CHAPIN—Deacon Greg Weigold has launched an effort to draw people into a statewide ministry that he has been a part of in the Columbia area for the past six years.

Deacon Weigold, from Our Lady of the Lake parish, met Deacon Ron Anderson at what is now the Basilica of St. Peter and was first introduced to the chaplaincy program. Deacon Anderson is currently a chaplain at the Richland County Sheriff’s Office.

“He kind of talked me into it,” Deacon Weigold said, noting that he also received a nudge from the late Msgr. Joseph Roth.

Msgr. Roth, who passed away in 2011, was a chaplain and volunteer firefighter with the Sullivan’s Island Fire Department in the early 1990s. He was the first Catholic priest to become chaplain of the South Carolina Firemen’s Association and the Fire Chief’s Association, and in 2007 was named the first Catholic priest to the state Firefighters’ Hall of Fame.

“He was the state fire chaplain for a long time and whenever I saw him, I would say to myself, ‘I could do something like that’,” Deacon Weigold said. “He first put the idea in the back of my mind.”

 Deacon Weigold has a long history of public service, including 14 years in law enforcement in New Jersey, four years in firefighting, and four years in civil air patrol in S.C.  

He learned early in his chaplaincy that the program in South Carolina is “kind of a closed community … I had to kind of dig around, call, email, kind of keep at it.”

Finally, he contacted the Chapin Police Department. Working with the police chief, the two put together a manual for the chaplain position, and within a year Deacon Weigold was installed as the department’s first chaplain. Now, five years later,  he’s still there.

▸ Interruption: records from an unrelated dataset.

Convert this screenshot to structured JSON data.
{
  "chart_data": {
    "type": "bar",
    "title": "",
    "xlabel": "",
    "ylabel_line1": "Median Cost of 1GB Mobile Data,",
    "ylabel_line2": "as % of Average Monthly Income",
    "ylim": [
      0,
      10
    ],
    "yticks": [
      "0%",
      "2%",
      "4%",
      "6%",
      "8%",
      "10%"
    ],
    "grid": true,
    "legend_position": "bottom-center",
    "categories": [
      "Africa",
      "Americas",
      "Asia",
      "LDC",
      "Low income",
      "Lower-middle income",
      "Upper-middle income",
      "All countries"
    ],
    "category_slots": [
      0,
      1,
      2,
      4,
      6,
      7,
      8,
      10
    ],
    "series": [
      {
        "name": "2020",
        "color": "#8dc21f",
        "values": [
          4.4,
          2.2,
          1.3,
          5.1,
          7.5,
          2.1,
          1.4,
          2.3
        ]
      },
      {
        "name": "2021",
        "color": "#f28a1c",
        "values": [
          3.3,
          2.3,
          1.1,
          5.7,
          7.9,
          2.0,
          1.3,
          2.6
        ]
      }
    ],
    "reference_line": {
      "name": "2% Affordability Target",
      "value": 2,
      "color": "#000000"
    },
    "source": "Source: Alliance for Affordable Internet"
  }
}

 Deacon Weigold said public service chaplains are more common in large communities. Columbia’s police department currently has a half-dozen chaplains, while the Richland and Lexington County sheriff’s offices each have close to a dozen.

The deacon said people don’t know chaplains exist because generally they work behind the scenes.

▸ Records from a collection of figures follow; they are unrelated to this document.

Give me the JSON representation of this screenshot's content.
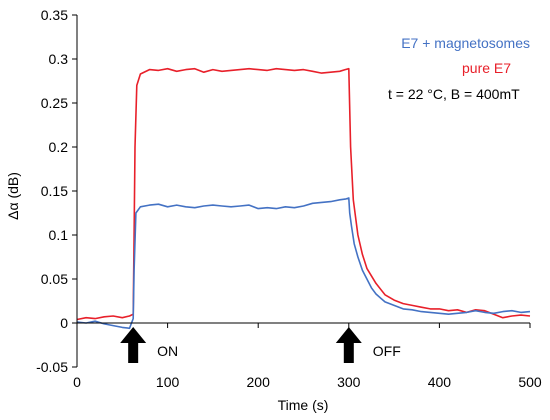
{
  "chart_data": {
    "type": "line",
    "xlabel": "Time (s)",
    "ylabel": "Δα (dB)",
    "xlim": [
      0,
      500
    ],
    "ylim": [
      -0.05,
      0.35
    ],
    "x_ticks": [
      0,
      100,
      200,
      300,
      400,
      500
    ],
    "y_ticks": [
      -0.05,
      0,
      0.05,
      0.1,
      0.15,
      0.2,
      0.25,
      0.3,
      0.35
    ],
    "x_tick_labels": [
      "0",
      "100",
      "200",
      "300",
      "400",
      "500"
    ],
    "y_tick_labels": [
      "-0.05",
      "0",
      "0.05",
      "0.1",
      "0.15",
      "0.2",
      "0.25",
      "0.3",
      "0.35"
    ],
    "grid": false,
    "legend": {
      "position": "top-right",
      "entries": [
        {
          "name": "E7 + magnetosomes",
          "color": "#4472c4"
        },
        {
          "name": "pure E7",
          "color": "#e8202a"
        }
      ]
    },
    "annotations": {
      "conditions": "t = 22 °C, B = 400mT",
      "on_label": "ON",
      "on_x": 62,
      "off_label": "OFF",
      "off_x": 300
    },
    "series": [
      {
        "name": "E7 + magnetosomes",
        "color": "#4472c4",
        "x": [
          0,
          10,
          20,
          30,
          40,
          50,
          58,
          62,
          63,
          65,
          70,
          80,
          90,
          100,
          110,
          120,
          130,
          140,
          150,
          160,
          170,
          180,
          190,
          200,
          210,
          220,
          230,
          240,
          250,
          260,
          270,
          280,
          290,
          297,
          300,
          301,
          303,
          306,
          310,
          315,
          320,
          325,
          330,
          340,
          350,
          360,
          370,
          380,
          390,
          400,
          410,
          420,
          430,
          440,
          450,
          460,
          470,
          480,
          490,
          500
        ],
        "y": [
          0.001,
          0.0,
          0.002,
          -0.001,
          -0.003,
          -0.005,
          -0.006,
          0.005,
          0.06,
          0.125,
          0.132,
          0.134,
          0.135,
          0.132,
          0.134,
          0.132,
          0.131,
          0.133,
          0.134,
          0.133,
          0.132,
          0.133,
          0.134,
          0.13,
          0.131,
          0.13,
          0.132,
          0.131,
          0.133,
          0.136,
          0.137,
          0.138,
          0.14,
          0.141,
          0.142,
          0.125,
          0.11,
          0.09,
          0.075,
          0.06,
          0.05,
          0.04,
          0.033,
          0.024,
          0.02,
          0.016,
          0.015,
          0.013,
          0.012,
          0.011,
          0.01,
          0.011,
          0.012,
          0.014,
          0.012,
          0.011,
          0.013,
          0.014,
          0.012,
          0.013
        ]
      },
      {
        "name": "pure E7",
        "color": "#e8202a",
        "x": [
          0,
          10,
          20,
          30,
          40,
          50,
          58,
          62,
          63,
          64,
          66,
          70,
          80,
          90,
          100,
          110,
          120,
          130,
          140,
          150,
          160,
          170,
          180,
          190,
          200,
          210,
          220,
          230,
          240,
          250,
          260,
          270,
          280,
          290,
          296,
          300,
          302,
          305,
          310,
          315,
          320,
          330,
          340,
          350,
          360,
          370,
          380,
          390,
          400,
          410,
          420,
          430,
          440,
          450,
          460,
          470,
          480,
          490,
          500
        ],
        "y": [
          0.004,
          0.006,
          0.005,
          0.007,
          0.008,
          0.006,
          0.008,
          0.01,
          0.1,
          0.2,
          0.27,
          0.283,
          0.288,
          0.287,
          0.289,
          0.286,
          0.288,
          0.289,
          0.285,
          0.288,
          0.286,
          0.287,
          0.288,
          0.289,
          0.288,
          0.287,
          0.289,
          0.288,
          0.287,
          0.288,
          0.286,
          0.284,
          0.285,
          0.286,
          0.288,
          0.289,
          0.2,
          0.14,
          0.1,
          0.078,
          0.062,
          0.045,
          0.032,
          0.026,
          0.022,
          0.02,
          0.018,
          0.016,
          0.016,
          0.014,
          0.015,
          0.012,
          0.015,
          0.014,
          0.01,
          0.006,
          0.008,
          0.009,
          0.008
        ]
      }
    ]
  }
}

“The only time most people meet a police or fire chaplain is typically when they are making a death notification,” he said.

A normal day includes riding with officers on patrols and striking up conversations to “give them the chance to get stuff off their chest, whether it’s about stuff going on in the department, their fellow officers, their wives, their kids, whatever. 

“We’re someone they can talk to who understands where they’re coming from, and who isn’t in the command structure.”

Chaplains also make themselves available to inmates, should they wish to talk,  Deacon Weigold said.

In the Lowcountry, the Coastal Crisis Chaplaincy and its 29 volunteer chaplains currently serve public service agencies in concert with the South Carolina Public Safety Chaplains Association, which provides chaplain training and support.

Deacon Weigold said as far as he knows, none of the volunteer chaplains in the Coastal Chaplaincy are Catholic. In fact, other than himself and Deacon Anderson, the only other Catholic chaplain he knows is Deacon John Tempesco, from Transfiguration Church in Blythewood. 

The small number of Catholics is a figure he would like to change, especially in the Lowcountry.

“You don’t have to be clergy to be a chaplain,” he said. “You don’t have to have experience in law enforcement, fire or EMS. There are a lot of Catholics living in the Charleston area, and it would be nice to have a couple of Catholic chaplains for Coastal Crisis Chaplaincy.”

Though volunteers are instructed not to evangelize while serving as public safety chaplains, “you are, simply by your presence,” he said.